Blog Post
Good Catch! Building the Framework for Ambulatory Safety Nets
Catching Missed and Delayed Cancer Dx
There are myriad reasons patients fall through the cracks of care: they can’t access the web portal, the hospital didn’t send a reminder call or text, or they missed their appointment because they couldn’t get a ride. Whatever the reason may be, patients frequently experience a delayed diagnosis due to a lack of follow-up. Preventing these gaps in communication is what hospitals are trying to mitigate through the implementation of ambulatory safety nets (ASNs).
Early in 2022, CRICO initiated a grant-funded program to develop and spread ASNs for four cancers (colorectal, breast, lung, and prostate), and to also combat mental health issues.
Leveraging Our Data
The intention of this program was to enable CRICO’s members from the Harvard medical community to work collaboratively to develop a targeted approach to common challenges. Based on analysis of CRICO’s Candello data, we know missed and delayed diagnosis of these cancers represent a leading risk for medical malpractice claims. This program originated in 2020 when CRICO identified a three-year strategic goal focused on “closing the loop” with patients to prevent missed and delayed cancer diagnoses. In researching potential models of similar work prior to launch, several CRICO leaders visited with the experts at Kaiser to learn from their SureNet program which is a national model for safety nets. “After visiting with colleagues who had implemented the SureNet program we came away with a good appreciation of the structure of an effective safety net, and began to plan for how we could implement something like this across the CRICO-covered institutions,” reported Jay Boulanger, Senior Program Director, Patient Safety at CRICO.
Implementing an Effective Solution
Leveraging this model, CRICO established an ASN Collaborative, with several health care organizations participating in this effort in two phases. The ASN Collaborative’s goal is to create registries for patients who have abnormal screening exams and to develop standard workflows for follow-up facilitated by patient navigators to prevent patients from falling through the cracks. Recently, the participating CRICO-insured organizations met as a learning community to discuss their progress within the ASN Collaborative.

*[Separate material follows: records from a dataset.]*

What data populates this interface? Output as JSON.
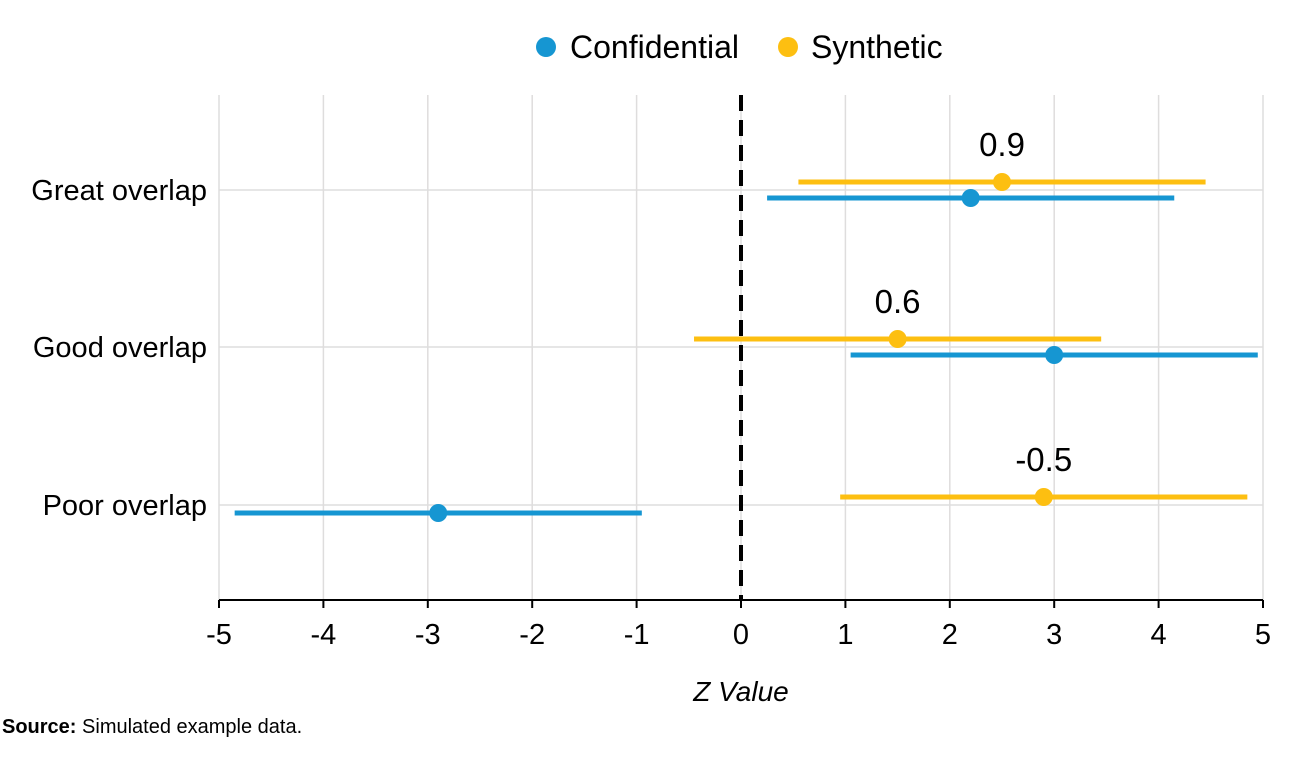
{
  "chart_data": {
    "type": "scatter",
    "subtype": "dot-and-interval",
    "xlabel": "Z Value",
    "xlim": [
      -5,
      5
    ],
    "xticks": [
      -5,
      -4,
      -3,
      -2,
      -1,
      0,
      1,
      2,
      3,
      4,
      5
    ],
    "categories": [
      "Great overlap",
      "Good overlap",
      "Poor overlap"
    ],
    "reference_line": {
      "x": 0,
      "style": "dashed",
      "color": "#000000"
    },
    "grid": true,
    "legend_position": "top",
    "series": [
      {
        "name": "Confidential",
        "color": "#1696d2",
        "points": [
          {
            "category": "Great overlap",
            "estimate": 2.2,
            "lower": 0.25,
            "upper": 4.15
          },
          {
            "category": "Good overlap",
            "estimate": 3.0,
            "lower": 1.05,
            "upper": 4.95
          },
          {
            "category": "Poor overlap",
            "estimate": -2.9,
            "lower": -4.85,
            "upper": -0.95
          }
        ]
      },
      {
        "name": "Synthetic",
        "color": "#fdbf11",
        "points": [
          {
            "category": "Great overlap",
            "estimate": 2.5,
            "lower": 0.55,
            "upper": 4.45
          },
          {
            "category": "Good overlap",
            "estimate": 1.5,
            "lower": -0.45,
            "upper": 3.45
          },
          {
            "category": "Poor overlap",
            "estimate": 2.9,
            "lower": 0.95,
            "upper": 4.85
          }
        ]
      }
    ],
    "annotations": [
      {
        "category": "Great overlap",
        "text": "0.9",
        "x": 2.5
      },
      {
        "category": "Good overlap",
        "text": "0.6",
        "x": 1.5
      },
      {
        "category": "Poor overlap",
        "text": "-0.5",
        "x": 2.9
      }
    ]
  },
  "colors": {
    "confidential": "#1696d2",
    "synthetic": "#fdbf11",
    "grid": "#dedddd",
    "axis": "#000000"
  },
  "source": {
    "label": "Source:",
    "text": "Simulated example data."
  }
}
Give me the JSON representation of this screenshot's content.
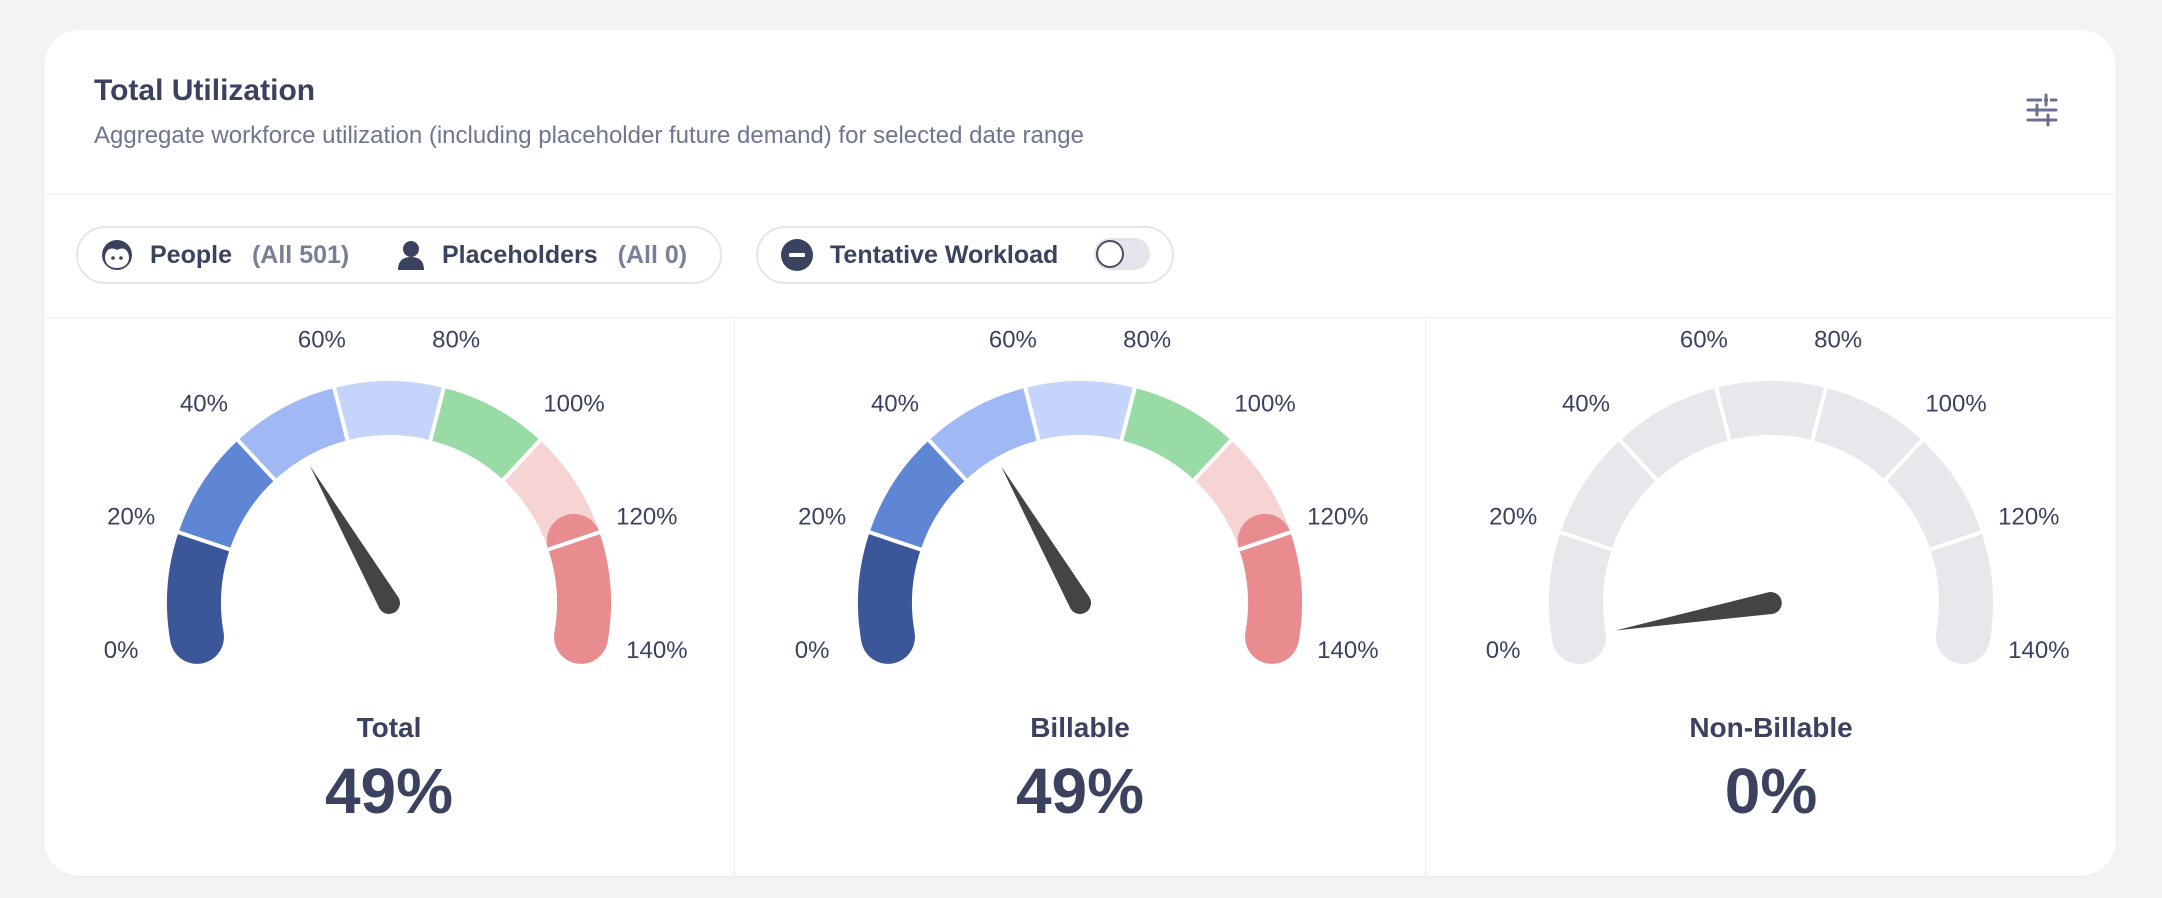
{
  "header": {
    "title": "Total Utilization",
    "subtitle": "Aggregate workforce utilization (including placeholder future demand) for selected date range",
    "settings_icon": "sliders-icon"
  },
  "filters": {
    "people_label": "People",
    "people_count": "(All 501)",
    "placeholders_label": "Placeholders",
    "placeholders_count": "(All 0)",
    "tentative_label": "Tentative Workload",
    "tentative_enabled": false
  },
  "colors": {
    "segments": [
      "#3b5699",
      "#5f86d4",
      "#a0b8f4",
      "#c5d4fa",
      "#99dba4",
      "#f7d4d4",
      "#e88c90"
    ],
    "inactive": "#e7e8ec",
    "needle": "#444444"
  },
  "gauge_scale": {
    "min": 0,
    "max": 140,
    "ticks": [
      "0%",
      "20%",
      "40%",
      "60%",
      "80%",
      "100%",
      "120%",
      "140%"
    ]
  },
  "gauges": [
    {
      "name": "Total",
      "value_label": "49%",
      "value": 49,
      "active": true
    },
    {
      "name": "Billable",
      "value_label": "49%",
      "value": 49,
      "active": true
    },
    {
      "name": "Non-Billable",
      "value_label": "0%",
      "value": 0,
      "active": false
    }
  ]
}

The ASN Collaborative meets quarterly as a full group, with a monthly check-in call allowing the opportunity for questions and concerns to be raised quickly and efficiently in a supportive manner. In addition, there is an online community and virtual events to increase learning.
The initial focus is on the creation of safety nets for the prevention of four cancers (colorectal, breast, lung, and prostate). The participating organizations include:
- Atrius
- Beth Israel Lahey Health
- Mass General
- Brigham & Women’s
- Cambridge Health Alliance
- Dana-Farber Cancer Institute
- MIT Health Services
In addition, two organizations will be focused on working to combat mental health issues. They include:
- Boston Children’s Hospital
- MIT Health Services
Our Candello data has demonstrated that communication issues are one of the largest contributors in medical malpractice claims. These issues can run the gamut from not checking in with a patient after a missed appointment, to failure to follow up with an abnormal test result.
Building a Framework
Creating an ASN started with the development of an Implementation Framework, which was completed in collaboration with Ariadne Labs and CRICO. These safety nets will be triggered if a patient receives a positive test or an irregular reading. The ASNs will leverage patient navigators to help remove the communication gaps after these tests (i.e., ensuring patients have a channel to receive communications, making sure that patients receive their tests, and following up when patients miss appointments). There are many ways that the navigators will be guiding patients, but hospitals are especially looking for individuals who are multilingual and demonstrate strong social and clinical skills to ease and guide patients going through this stressful experience. A focus of the ASNs is to better support ways to address inequities within health care systems that contribute to patients falling through the cracks.
“The ASN learning community presents an incredible opportunity for collaboration, cross-system co-design, and problem-solving. We have a chance to break down silos and share tips and solutions as we implement the programs at our institutions.”
Matthew Germak, MD, MPH
Chief Quality Officer, Beth Israel Lahey Primary Care
CRICO plans to broadly share the tools, processes, and lessons learned as we proceed through this work over the next three years. Ultimately, we believe this model could be adopted to help a significant number of hospital systems across the country.